Ces Américains veulent recueillir ton enfant. Ils pensent que tu souhaites leur confier car tu es dans la détresse. J'ai dit qu'il ne fallait pas dramatiser. Vous êtes en déplacement vers vos nouveaux lieux de vie. Le voyage est un peu pénible, mais que voulez-vous, c'est la guerre, ajoute-t-il en direction du couple en écartant les bras en signe d'impuissance. Notre gouvernement est très sensible à la question des réfugiés...
Tu parles, pense Aravni, révoltée. Espèce de monstre.
L'optimiste regarde la rose et ne veut pas voir les épines...
Le déni de l'Histoire est un nœud coulant qui empêche tout Arménien, non de vivre, mais de respirer normalement (p196)

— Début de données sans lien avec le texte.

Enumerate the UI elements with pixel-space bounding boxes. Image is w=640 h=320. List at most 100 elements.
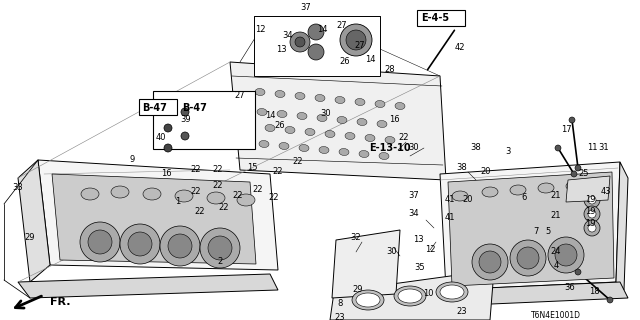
Text: 23: 23 <box>335 314 346 320</box>
Circle shape <box>208 236 232 260</box>
FancyBboxPatch shape <box>417 10 465 26</box>
Text: 43: 43 <box>601 188 611 196</box>
Text: 22: 22 <box>212 181 223 190</box>
Ellipse shape <box>143 188 161 200</box>
Polygon shape <box>440 282 628 306</box>
Ellipse shape <box>255 89 265 95</box>
Ellipse shape <box>237 194 255 206</box>
Text: 19: 19 <box>585 220 595 228</box>
Circle shape <box>479 251 501 273</box>
Text: 29: 29 <box>353 285 364 294</box>
Text: T6N4E1001D: T6N4E1001D <box>531 311 581 320</box>
Text: 38: 38 <box>470 143 481 153</box>
Ellipse shape <box>436 282 468 302</box>
Polygon shape <box>18 274 278 298</box>
Ellipse shape <box>375 100 385 108</box>
Text: 26: 26 <box>275 122 285 131</box>
Circle shape <box>164 124 172 132</box>
Ellipse shape <box>259 140 269 148</box>
Text: 22: 22 <box>195 207 205 217</box>
Text: 28: 28 <box>385 66 396 75</box>
Circle shape <box>588 196 596 204</box>
Circle shape <box>588 224 596 232</box>
Text: 27: 27 <box>337 21 348 30</box>
Circle shape <box>200 228 240 268</box>
Ellipse shape <box>379 153 389 159</box>
Ellipse shape <box>356 293 380 307</box>
Circle shape <box>290 32 310 52</box>
Circle shape <box>548 237 584 273</box>
Ellipse shape <box>317 115 327 122</box>
Ellipse shape <box>566 181 582 191</box>
Text: 22: 22 <box>292 157 303 166</box>
Ellipse shape <box>337 116 347 124</box>
Ellipse shape <box>277 110 287 117</box>
Text: 11: 11 <box>587 143 597 153</box>
Text: 22: 22 <box>253 186 263 195</box>
Ellipse shape <box>357 118 367 125</box>
Ellipse shape <box>365 134 375 141</box>
Circle shape <box>584 206 600 222</box>
Ellipse shape <box>275 91 285 98</box>
Circle shape <box>472 244 508 280</box>
Ellipse shape <box>482 187 498 197</box>
Text: 27: 27 <box>235 92 245 100</box>
Ellipse shape <box>325 131 335 138</box>
Text: 37: 37 <box>301 4 312 12</box>
Ellipse shape <box>395 102 405 109</box>
Text: 16: 16 <box>388 116 399 124</box>
Circle shape <box>517 247 539 269</box>
Circle shape <box>181 132 189 140</box>
Ellipse shape <box>510 185 526 195</box>
Ellipse shape <box>297 113 307 119</box>
Text: 37: 37 <box>408 191 419 201</box>
Text: 1: 1 <box>175 197 180 206</box>
Text: 13: 13 <box>276 45 286 54</box>
Ellipse shape <box>352 290 384 310</box>
Ellipse shape <box>398 289 422 303</box>
Text: 41: 41 <box>445 213 455 222</box>
Circle shape <box>340 24 372 56</box>
Ellipse shape <box>285 126 295 133</box>
Circle shape <box>160 226 200 266</box>
Circle shape <box>128 232 152 256</box>
Text: 39: 39 <box>180 116 191 124</box>
Ellipse shape <box>315 94 325 101</box>
Text: 12: 12 <box>425 245 435 254</box>
Polygon shape <box>440 162 620 290</box>
Text: 22: 22 <box>191 165 201 174</box>
Polygon shape <box>38 160 278 270</box>
Ellipse shape <box>295 92 305 100</box>
Ellipse shape <box>335 97 345 103</box>
Ellipse shape <box>592 179 608 189</box>
Text: 42: 42 <box>455 44 465 52</box>
Text: 22: 22 <box>399 133 409 142</box>
Text: 33: 33 <box>13 183 24 193</box>
Ellipse shape <box>207 192 225 204</box>
Ellipse shape <box>299 145 309 151</box>
Circle shape <box>571 171 577 177</box>
Ellipse shape <box>394 286 426 306</box>
Circle shape <box>164 144 172 152</box>
Text: E-13-10: E-13-10 <box>369 143 411 153</box>
Text: 9: 9 <box>129 156 134 164</box>
Text: B-47: B-47 <box>182 103 207 113</box>
Text: 21: 21 <box>551 191 561 201</box>
Text: 24: 24 <box>551 247 561 257</box>
Ellipse shape <box>81 188 99 200</box>
Ellipse shape <box>377 121 387 127</box>
Ellipse shape <box>265 124 275 132</box>
Text: 35: 35 <box>415 263 426 273</box>
Text: 30: 30 <box>387 247 397 257</box>
Ellipse shape <box>538 183 554 193</box>
Text: 34: 34 <box>409 210 419 219</box>
Text: 22: 22 <box>219 204 229 212</box>
Polygon shape <box>52 174 256 264</box>
Text: 10: 10 <box>423 290 433 299</box>
FancyBboxPatch shape <box>153 91 255 149</box>
Ellipse shape <box>319 147 329 154</box>
Ellipse shape <box>175 190 193 202</box>
Text: 22: 22 <box>273 167 284 177</box>
Text: 3: 3 <box>506 148 511 156</box>
Text: 40: 40 <box>156 133 166 142</box>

Le camp des bouclés ne m'appelle pas Valérie mais Astrig, mon deuxième prénom, qui signifie en arménien petite étoile. Puisqu'il faut briller, je me lance. L'objectif est de séduire mon père, figure sévère et crainte. J'occupe le terrain comique, j'invente des personnages, des langages, je suis en représentation permanente.
Je voudrais être juive parce que c'est comme être arménien avec la reconnaissance en plus.

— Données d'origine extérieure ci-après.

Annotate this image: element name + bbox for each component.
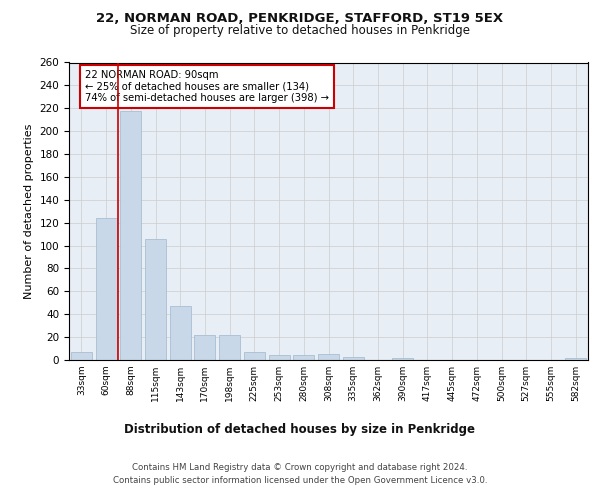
Bar xyxy=(95,218,116,360)
Text: 22 NORMAN ROAD: 90sqm
← 25% of detached houses are smaller (134)
74% of semi-det: 22 NORMAN ROAD: 90sqm ← 25% of detached … xyxy=(85,70,329,103)
Text: Contains public sector information licensed under the Open Government Licence v3: Contains public sector information licen… xyxy=(113,476,487,485)
Text: Distribution of detached houses by size in Penkridge: Distribution of detached houses by size … xyxy=(125,422,476,436)
Bar xyxy=(145,238,166,360)
Bar xyxy=(244,352,265,360)
Bar xyxy=(120,110,141,360)
Y-axis label: Number of detached properties: Number of detached properties xyxy=(24,124,34,299)
Bar xyxy=(219,335,240,360)
Text: Size of property relative to detached houses in Penkridge: Size of property relative to detached ho… xyxy=(130,24,470,37)
Bar xyxy=(343,356,364,360)
Bar xyxy=(194,335,215,360)
Bar xyxy=(392,358,413,360)
Bar xyxy=(170,306,191,360)
Bar xyxy=(565,358,586,360)
Bar xyxy=(318,354,339,360)
Text: 22, NORMAN ROAD, PENKRIDGE, STAFFORD, ST19 5EX: 22, NORMAN ROAD, PENKRIDGE, STAFFORD, ST… xyxy=(97,12,503,26)
Bar xyxy=(71,352,92,360)
Bar xyxy=(293,356,314,360)
Bar xyxy=(269,356,290,360)
Text: Contains HM Land Registry data © Crown copyright and database right 2024.: Contains HM Land Registry data © Crown c… xyxy=(132,462,468,471)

« Elle n'a pas d'âge, pense Aravni, comme tant de femmes qui ont échoué ici après les massacres. Elles sont vieilles avant d'avoir été jeunes, elles flottent dans leur vie comme dans des vêtements trop grands, chaque jour est un cadeau empoisonné, un piège à souvenirs ; même la fièvre de Marseille, tour de Babel pleine à craquer d'exilés, de voyageurs, d'escrocs et d'aventuriers de toutes les couleurs, ne réussit pas à les distraire de la maladie de leur âme trop pleine du vide de ceux qui manquent.
Aravni baisse la tête et fixe le bas de sa robe crasseuse. Elle entend les voix échauffées des hommes qui marchent vers leur charrette. Sa vie peut basculer dans les secondes qui viennent. Pour calmer son coeur affolé, elle se récite pour la millième fois les recommandations de sa marraine.
Tu ne les regardes jamais.
Tu prends un air abruti, tu dois ressembler à un animal.
Tu coupes tes cheveux et te sourcils, tu te mets de la terre sur la figure.
Tu te griffes le visage, avec la vermine qui pullule dans le convoi, tes plaies vont s'infecter.
Si tu pisses sur toi, c'est mieux. Il faut que tu pues.
Arrête de pleurer, çà les excite.
Laisse moi parler s'ils s'approchent de toi.
Depuis qu'elles n'ont plus d'argent pour soudoyer les gardes, elles sont beaucoup plus vulnérables.
Je suis arménienne, je suis issue de la même souche à malheurs que ma grand-mère et notre style, c'est de souffrir en silence. Chez nous, la joie est éphémère et le bonheur suspect. Rigolez, mes amies, ricanez, faites-vous les dents et les griffes. On a le cuir dur, on en a connu d'autres. On porte des jupes moches, on n'a pas de jean, on mange des tire-bouchons et il ne nous arrive que des choses dramatiques.